More research studies are focusing on the use of unweighting equipment to rehabilitate their patients. While the trend towards this new technology has been recent, the studies show promising results in research populations. Use of special, unweighted exercise equipment pertains to individuals dealing with spinal issues, lower back pain, degenerative joint diseases, leg pain, balance problems and recovering stroke patients (Bergens). During a typical rehabilitation session on an unweighted treadmill, the patient is secured into a harness that attaches from above. The amount of pull is determined based on the weight of the patient and severity of their pain. After being unweighted, the patient walks or runs for five to ten minutes on the treadmill. ( Revita Rehab treatments do not include running on the treadmill, but over the course of treatment patients will walk forwards, backwards and sideways.) Many of the studies focused on the benefits of rehabilitating patients on unweighted treadmills in comparison to more traditional physical therapy methods, such as basic treadmill running or walking. Improvements were shown in patient gaits (endurance, stride, and cadence), muscle activation, and lower extremity muscle activity (Leahy, 2010).
One of the main benefits for patients using unweighted treadmills is the ability to practice rhythmic walking with less impact on their joints (Barros, R., et al., 2007). The harness decreases the workload placed on the body that exists during normal exercise. The harness also ensures upright posture and a sense of security, for less confident walkers and older, more unstable patients (Leahy, 2010). Because speeds and weights can be monitored with unweighting devices, the supervising doctor or physical therapist can analyze the issue and explain how to correct the problem. In normal walking situations, pain from body weight can cause the patient to compensate with other muscles, thereby creating additional problems (Barros, R., et al., 2007). Unweighting ensures that the patient begins at a comfortable pace and weight. As the task becomes too simple, the supervising doctor or PT adds more of the patient’s natural body weight and increases the speed. Thus, the patient rehabilitates at a safer rate, rather than beginning the process with too much strain on the body.
Proprioception plays a large role in an individual’s gait and ability to walk comfortably with confidence. Proprioception is the patient’s ability to determine his/her joint position in relation to its space and time. For example, an individual with superior proprioceptive senses will have little trouble walking on uneven ground with smooth, consistent steps. In one study, Barros, R., et al. (2007) found that participants increased their walking speeds, cadence, stride length and improved their weight shifting ability. Furthermore, the patients were found to have more continuous steps with shorter rest breaks. Body weight support devices allow the patient to take faster, more efficient steps than they would with rolling walkers or wheelchairs (Barros, R., et al., 2007). Unweighting devices thus give patients a rehabilitation advantage, by allowing them to control the parameters of their workout. With unweighted rehab equipment, patients are no longer limited to simple, basic workouts. Once unweighted, they can perform more tasks, with less strain on the body.

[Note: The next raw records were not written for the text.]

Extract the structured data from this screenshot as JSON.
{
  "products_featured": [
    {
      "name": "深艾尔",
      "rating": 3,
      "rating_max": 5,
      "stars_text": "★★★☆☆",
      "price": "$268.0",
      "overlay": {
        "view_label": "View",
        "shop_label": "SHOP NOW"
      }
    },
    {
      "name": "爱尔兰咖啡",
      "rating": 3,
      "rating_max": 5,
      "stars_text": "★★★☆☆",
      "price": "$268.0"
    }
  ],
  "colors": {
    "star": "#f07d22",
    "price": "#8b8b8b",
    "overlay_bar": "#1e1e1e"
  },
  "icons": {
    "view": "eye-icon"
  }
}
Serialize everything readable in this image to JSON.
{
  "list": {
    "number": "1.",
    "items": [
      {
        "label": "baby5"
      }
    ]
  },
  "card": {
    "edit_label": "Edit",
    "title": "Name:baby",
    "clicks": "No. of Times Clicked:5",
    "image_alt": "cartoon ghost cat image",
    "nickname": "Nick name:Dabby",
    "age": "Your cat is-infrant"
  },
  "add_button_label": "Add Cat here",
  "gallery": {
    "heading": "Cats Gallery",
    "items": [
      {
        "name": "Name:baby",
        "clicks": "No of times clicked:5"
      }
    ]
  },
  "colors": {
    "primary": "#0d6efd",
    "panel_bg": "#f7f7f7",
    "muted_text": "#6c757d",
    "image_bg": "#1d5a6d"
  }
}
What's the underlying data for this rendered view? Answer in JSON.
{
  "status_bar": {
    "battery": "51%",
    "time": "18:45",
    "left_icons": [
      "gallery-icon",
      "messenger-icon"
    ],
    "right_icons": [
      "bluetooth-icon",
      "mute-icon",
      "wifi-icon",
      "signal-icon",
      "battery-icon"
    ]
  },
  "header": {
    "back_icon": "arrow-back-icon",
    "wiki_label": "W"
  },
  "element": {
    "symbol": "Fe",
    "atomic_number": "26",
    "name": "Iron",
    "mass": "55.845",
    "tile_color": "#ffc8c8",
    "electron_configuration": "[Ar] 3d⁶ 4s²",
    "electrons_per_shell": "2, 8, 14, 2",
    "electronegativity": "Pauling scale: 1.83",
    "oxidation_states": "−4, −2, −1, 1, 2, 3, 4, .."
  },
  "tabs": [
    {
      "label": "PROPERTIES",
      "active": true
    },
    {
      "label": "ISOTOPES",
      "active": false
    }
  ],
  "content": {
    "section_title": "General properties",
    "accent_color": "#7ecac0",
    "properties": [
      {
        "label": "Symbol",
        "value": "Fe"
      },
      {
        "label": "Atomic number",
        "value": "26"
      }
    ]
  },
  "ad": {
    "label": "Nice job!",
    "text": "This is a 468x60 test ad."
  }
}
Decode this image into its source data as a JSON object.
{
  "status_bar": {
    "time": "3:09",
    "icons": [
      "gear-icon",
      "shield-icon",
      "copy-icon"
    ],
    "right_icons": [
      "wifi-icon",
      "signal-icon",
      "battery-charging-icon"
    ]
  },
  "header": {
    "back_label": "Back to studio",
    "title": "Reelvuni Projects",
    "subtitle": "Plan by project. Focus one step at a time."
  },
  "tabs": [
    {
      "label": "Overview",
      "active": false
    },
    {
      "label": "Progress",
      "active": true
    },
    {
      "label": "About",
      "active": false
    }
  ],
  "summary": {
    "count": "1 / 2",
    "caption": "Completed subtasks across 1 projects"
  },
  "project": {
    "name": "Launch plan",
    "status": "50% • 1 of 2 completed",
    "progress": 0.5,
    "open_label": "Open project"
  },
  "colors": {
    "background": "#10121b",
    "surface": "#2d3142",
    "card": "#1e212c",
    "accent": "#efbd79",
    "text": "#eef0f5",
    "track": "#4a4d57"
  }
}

At Revita Rehab, patients are lead through a seven-step rehabilitation process, often incorporating an unweighted treadmill. The unweighted treadmill in combination with several other vibration tools and traction devices works to decrease the patient’s pain, and improve circulation and balance. Revita strives to meet the needs of our patients and get them back on their feet, as soon as possible. In the words of Revita’s physical therapist Donelle Odren,
Using the unweighted treadmill has provided me improved insight while performing gait analysis. This in turn allows me to explain and show patients their dysfunction while performing a functional activity, and how they can start correcting at home.
One of the most common complaints we receive from new patients is that they can no longer perform a favorite pastime or physical activity. Using the unweighted treadmill and other rehabilitation equipment, we typically have more luck relieving pain faster and more efficiently, thereby restoring patients’ quality of life.
Barros, R., Lindquist, A., Lobo, P., Prado, L., Mattioli, R., Salvini, T. Gait training combining partial body-weight support, a treadmill, and functional electrical stimulation: effects on poststroke gait. American Physical Therapy Association. (2007); 87: 1144-1154.
Bergen, Teresa. “Unweighted Treadmills & Spinal Stenosis.” Livestrong.com. N.p., April 26, 2011. Web. 29 Nov 2011. <http://www.livestrong.com/article/376863-unweighted-treadmills-spinal-stenosis/>.
Leahy, T. Impact of a limited trial of walking training using body weight support and a treadmill on the gait characteristics of an individual with chronic, incomplete spinal cord injury. Department of Physical Therapy. (2010). 26: 483-489.